In the more than 50 years since the shooting, scores of books have been written about that day in Dallas – about the assassin, the assassin’s assassin, the first lady, a patch of grass near the route. It has been referenced in movies, television shows, songs and plays for decades now.

A look at Google Trends data shows the staying power of the topic on American minds. Search data going back all the way to 2004 indicate that interest in the topic surpasses interest in more recent political events including the Watergate scandal and President Bill Clinton’s impeachment.
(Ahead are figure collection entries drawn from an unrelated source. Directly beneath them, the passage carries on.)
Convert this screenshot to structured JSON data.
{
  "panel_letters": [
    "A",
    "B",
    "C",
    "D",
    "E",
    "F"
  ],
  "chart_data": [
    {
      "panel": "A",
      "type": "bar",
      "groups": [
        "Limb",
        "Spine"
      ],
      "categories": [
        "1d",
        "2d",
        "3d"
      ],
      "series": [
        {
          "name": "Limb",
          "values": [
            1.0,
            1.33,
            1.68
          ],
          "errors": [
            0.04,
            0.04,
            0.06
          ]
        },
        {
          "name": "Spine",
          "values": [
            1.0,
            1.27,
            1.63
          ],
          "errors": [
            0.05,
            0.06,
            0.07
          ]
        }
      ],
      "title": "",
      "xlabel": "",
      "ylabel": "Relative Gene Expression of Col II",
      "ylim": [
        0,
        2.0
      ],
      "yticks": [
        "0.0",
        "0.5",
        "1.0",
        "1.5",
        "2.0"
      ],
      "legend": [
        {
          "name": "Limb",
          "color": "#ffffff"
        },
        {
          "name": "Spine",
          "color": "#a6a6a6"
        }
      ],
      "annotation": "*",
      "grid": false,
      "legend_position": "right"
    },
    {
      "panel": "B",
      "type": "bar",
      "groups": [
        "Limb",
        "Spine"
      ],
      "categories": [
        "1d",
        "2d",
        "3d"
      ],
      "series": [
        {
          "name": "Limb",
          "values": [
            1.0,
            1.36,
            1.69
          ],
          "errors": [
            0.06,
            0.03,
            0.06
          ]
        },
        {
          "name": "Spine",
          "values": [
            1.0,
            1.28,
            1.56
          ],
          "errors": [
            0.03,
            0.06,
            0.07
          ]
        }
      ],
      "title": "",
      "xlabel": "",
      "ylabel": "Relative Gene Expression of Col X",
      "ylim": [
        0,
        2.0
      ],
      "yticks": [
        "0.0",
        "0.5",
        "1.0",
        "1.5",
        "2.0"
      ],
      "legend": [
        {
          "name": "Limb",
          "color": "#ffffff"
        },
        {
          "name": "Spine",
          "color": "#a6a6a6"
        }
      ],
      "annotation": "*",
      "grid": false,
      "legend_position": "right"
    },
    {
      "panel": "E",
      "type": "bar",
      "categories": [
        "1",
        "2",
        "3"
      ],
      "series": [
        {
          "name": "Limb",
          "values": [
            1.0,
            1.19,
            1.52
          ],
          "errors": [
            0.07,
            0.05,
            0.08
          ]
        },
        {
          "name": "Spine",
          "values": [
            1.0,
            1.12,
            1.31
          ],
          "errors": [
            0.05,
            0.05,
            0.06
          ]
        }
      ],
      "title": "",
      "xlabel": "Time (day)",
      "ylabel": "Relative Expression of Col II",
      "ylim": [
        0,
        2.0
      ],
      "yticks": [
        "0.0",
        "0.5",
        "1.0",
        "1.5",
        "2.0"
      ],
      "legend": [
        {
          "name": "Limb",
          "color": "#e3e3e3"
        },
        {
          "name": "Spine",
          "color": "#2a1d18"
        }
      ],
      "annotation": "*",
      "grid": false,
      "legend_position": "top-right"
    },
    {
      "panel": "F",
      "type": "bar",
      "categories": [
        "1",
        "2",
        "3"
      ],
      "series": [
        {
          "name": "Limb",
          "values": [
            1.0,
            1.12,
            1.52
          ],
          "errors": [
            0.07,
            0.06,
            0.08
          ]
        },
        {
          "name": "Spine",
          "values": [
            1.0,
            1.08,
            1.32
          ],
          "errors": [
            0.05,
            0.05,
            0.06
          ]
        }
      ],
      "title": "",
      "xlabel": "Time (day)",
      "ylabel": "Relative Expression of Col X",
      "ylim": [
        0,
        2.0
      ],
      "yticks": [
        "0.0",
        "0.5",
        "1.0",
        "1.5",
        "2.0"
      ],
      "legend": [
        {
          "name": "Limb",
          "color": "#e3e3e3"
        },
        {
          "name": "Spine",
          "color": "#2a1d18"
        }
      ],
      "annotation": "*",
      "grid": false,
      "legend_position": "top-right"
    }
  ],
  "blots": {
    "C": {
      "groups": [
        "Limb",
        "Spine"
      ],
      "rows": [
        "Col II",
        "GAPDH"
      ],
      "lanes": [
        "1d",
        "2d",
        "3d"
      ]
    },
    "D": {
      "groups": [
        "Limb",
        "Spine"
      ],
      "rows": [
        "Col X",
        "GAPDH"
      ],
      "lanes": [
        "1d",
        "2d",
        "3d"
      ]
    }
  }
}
And compared to those two topics, the JFK assassination has been a bigger source of interest in 49 of 50 states, according to the Google data. Only in Maryland did Watergate slightly score higher than the assassination as a topic of interest.

(Although, for the record, Watergate scored much higher in the District of Columbia, perhaps in part because this where that scandal unfolded.)

What’s behind the public’s obsession with the assassination of the nation’s 35th president? Most Americans doubt they know the real story of what happened on November 22, 1963. More than 60 percent believe gunman Lee Harvey Oswald did not act alone – and they’ve been skeptical from the beginning.

Gallup has tracked the Kennedy conspiracy question since the day of the shooting. A poll taken immediately after the murder found that 52 percent of Americans believed “others were involved in a conspiracy” while 29 percent thought Oswald acted alone.